Wednesday, 25 June 2008

Citrix Connection Broker Sends Support 6 Years Backwards?

To be fair to Citrix, I'll start by saying that this appears to be a Microsoft bug. But that doesn't change the magnitude of what can only be described as a monumental clusterfuck - it doesn't matter who's at fault, the problem exists today and will exist in the forseeable future unless we as Citrix and Microsoft customers put the hard word on both companies, now. And that is the absolute intention of this post - not to rubbish Citrix or Microsoft, but to get a strong message out that this needs to be fixed yesterday.

As far as I'm concerned, if you're a big Citrix shop then there is no other choice for a broker - the integration with XenApp's Web Interface, the soon-to-be single client, and the power of ICA on the desktop... it's pretty much a no brainer if you have a lot of this technology in your estate already. And even more of a no brainer if your VDI users are on the end of a >100ms latency.

Except that it could cripple your support organisation.

There is a bug that manifests when an RDP connection is made to Session0 (ie, the console session) which effectively renders the PortICA stack inoperable after that connection is terminated. That is to say, when someone uses Remote Assistance to get support, they will not be able to reconnect to that desktop via ICA after the session is terminated without a reboot of the box. So what do Citrix recommend you do to avoid this problem? Disable RDP of course!

[EDIT] I didn't explain it very well above... connecting via RDP to the console of a machine running XenDesktop 2.0 results in (a) the ICA session terminating immediately and (b) the box rebooting automatically after the RDP session is terminated.

But since XenDesktop actually remotes the physical display of the machine, the console is completely black when viewed via the VI client or VI Web Access so you can't use that for remote support. And you can't shadow PortICA sessions like you can with server-side ICA sessions either. But you don't need remote assistance... do you?

Almost every large enterprise I have worked has a remote first line of support. And almost as common is the outsourcing of the 2nd line desktop support, ie the ppl who perpetuate sneakernet. And most of those large enterprises stopped paying for 3rd party remote support solutions long ago (a substantial saving for places with over 50K desktops). Remote Assistance is a critical tool, both for speedy case resolution and for keeping support costs down (those physcial bodies are way more expensive than the ones on the end of the phone), both of which make for happy users and a happy business. Well, happier users and business at least. And it all comes free with Windows XP.

Hence the Citrix recommended workaround for this problem of disabling RDP if you install XenDesktop is utterly ridiculous and untenable IMHO. After spending years worth of time and who knows how much money on training your users to use Remote Assistance, you now have to switch it off and find some other way to get the functionality? Might that be buying GoToAssist by any chance? If Citrix have any hope of a quick resolution to this problem, they had better start bundling that with the XenDesktop standard edition license. Or get the session shadowing capabilities that have been available in Presentation Server for many years into XenDesktop ASAP.

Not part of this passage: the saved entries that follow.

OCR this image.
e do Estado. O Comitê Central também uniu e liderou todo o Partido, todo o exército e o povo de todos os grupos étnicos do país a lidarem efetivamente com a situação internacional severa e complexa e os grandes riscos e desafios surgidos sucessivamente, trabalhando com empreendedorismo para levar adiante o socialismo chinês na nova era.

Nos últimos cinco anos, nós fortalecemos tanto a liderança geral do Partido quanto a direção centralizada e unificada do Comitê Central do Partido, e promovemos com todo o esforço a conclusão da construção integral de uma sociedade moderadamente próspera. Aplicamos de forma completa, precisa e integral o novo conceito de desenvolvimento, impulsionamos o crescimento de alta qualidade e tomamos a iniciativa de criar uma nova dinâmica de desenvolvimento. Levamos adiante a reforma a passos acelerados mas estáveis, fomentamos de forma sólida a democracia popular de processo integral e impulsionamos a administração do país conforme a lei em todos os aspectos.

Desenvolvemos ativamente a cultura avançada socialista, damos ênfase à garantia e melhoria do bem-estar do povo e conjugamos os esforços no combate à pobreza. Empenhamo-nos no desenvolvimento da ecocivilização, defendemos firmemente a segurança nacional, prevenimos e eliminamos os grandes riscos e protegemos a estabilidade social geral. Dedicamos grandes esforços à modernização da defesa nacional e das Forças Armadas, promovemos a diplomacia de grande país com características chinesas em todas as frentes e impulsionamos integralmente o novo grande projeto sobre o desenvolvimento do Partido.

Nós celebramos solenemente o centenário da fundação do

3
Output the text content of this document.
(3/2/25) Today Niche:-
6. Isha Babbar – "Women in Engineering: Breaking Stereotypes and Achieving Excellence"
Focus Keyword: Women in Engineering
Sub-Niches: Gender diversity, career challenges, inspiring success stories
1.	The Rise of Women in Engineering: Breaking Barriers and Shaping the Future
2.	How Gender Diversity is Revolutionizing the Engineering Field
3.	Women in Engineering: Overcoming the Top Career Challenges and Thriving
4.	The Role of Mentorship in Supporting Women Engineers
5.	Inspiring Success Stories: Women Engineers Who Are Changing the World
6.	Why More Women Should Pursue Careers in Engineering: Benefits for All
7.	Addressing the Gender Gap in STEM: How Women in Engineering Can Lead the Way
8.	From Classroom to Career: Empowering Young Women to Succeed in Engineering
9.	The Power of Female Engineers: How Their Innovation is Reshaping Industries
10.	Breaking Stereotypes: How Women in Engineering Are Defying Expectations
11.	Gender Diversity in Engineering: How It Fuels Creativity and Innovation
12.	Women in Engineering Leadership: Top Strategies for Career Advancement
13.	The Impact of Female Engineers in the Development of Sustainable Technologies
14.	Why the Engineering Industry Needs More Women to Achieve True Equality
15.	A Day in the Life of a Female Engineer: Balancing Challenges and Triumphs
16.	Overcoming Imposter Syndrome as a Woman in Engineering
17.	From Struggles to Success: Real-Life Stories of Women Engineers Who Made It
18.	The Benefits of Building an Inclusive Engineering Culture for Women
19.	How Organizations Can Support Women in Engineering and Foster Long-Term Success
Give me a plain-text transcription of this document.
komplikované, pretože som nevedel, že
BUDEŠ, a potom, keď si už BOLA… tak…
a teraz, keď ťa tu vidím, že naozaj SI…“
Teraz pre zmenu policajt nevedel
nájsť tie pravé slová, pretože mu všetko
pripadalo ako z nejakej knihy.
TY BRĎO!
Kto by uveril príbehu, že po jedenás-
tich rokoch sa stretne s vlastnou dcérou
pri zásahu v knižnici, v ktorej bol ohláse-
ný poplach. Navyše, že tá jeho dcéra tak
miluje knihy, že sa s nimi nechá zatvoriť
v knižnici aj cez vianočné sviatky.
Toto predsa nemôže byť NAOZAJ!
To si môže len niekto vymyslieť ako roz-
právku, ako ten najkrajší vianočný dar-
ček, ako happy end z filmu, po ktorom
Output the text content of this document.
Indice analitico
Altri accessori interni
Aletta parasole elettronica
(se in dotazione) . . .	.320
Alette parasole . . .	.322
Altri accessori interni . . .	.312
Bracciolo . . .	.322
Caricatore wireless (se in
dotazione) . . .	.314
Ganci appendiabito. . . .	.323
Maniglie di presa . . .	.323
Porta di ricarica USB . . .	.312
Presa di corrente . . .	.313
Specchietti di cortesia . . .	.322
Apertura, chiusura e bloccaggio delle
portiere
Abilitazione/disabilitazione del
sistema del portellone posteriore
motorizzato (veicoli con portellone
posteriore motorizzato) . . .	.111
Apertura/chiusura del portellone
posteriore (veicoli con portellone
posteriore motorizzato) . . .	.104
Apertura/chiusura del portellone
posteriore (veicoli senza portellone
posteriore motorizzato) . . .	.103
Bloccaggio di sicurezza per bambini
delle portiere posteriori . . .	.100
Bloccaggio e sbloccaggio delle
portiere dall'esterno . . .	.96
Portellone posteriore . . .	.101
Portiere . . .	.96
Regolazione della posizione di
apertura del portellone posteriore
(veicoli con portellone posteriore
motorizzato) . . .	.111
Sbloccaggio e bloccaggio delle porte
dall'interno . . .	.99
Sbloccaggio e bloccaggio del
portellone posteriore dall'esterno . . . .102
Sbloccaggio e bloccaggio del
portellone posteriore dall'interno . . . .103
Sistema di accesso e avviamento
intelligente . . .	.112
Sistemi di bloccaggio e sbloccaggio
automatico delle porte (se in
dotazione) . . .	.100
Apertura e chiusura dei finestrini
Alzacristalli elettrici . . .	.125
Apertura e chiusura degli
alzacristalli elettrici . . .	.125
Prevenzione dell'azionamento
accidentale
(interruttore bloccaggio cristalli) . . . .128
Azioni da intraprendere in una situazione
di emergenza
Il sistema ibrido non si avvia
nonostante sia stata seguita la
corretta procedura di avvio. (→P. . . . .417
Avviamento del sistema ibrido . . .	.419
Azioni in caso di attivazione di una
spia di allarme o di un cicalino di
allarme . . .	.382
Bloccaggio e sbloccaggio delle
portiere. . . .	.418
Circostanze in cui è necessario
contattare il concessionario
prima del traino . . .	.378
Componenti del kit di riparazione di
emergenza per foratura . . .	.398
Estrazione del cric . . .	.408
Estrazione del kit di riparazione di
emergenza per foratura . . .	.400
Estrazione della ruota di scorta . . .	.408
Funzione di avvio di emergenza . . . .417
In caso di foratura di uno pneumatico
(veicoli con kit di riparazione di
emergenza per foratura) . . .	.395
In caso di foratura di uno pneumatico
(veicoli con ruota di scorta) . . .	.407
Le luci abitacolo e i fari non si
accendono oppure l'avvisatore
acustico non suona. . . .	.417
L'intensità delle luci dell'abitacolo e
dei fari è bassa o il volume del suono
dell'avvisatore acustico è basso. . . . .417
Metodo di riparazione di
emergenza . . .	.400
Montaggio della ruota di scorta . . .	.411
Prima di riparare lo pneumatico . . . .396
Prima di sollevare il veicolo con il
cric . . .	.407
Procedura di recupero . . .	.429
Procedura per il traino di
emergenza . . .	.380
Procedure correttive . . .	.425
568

So getting back to where this post started, XenDesktop 2.0 in its current state may send you right back to the pre-XP days, where a physical body had to go to a users desk in order to observe, understand and resolve a problem. Or you had to pay through the nose for a 3rd party remote support tool.

I don't know which is sadder - the fact that a phsyical person may need to go to a physical desk to fix a problem on a machine that isn't physically there, or the irony that a company who prides themselves of providing remote access solutions could put us in this position.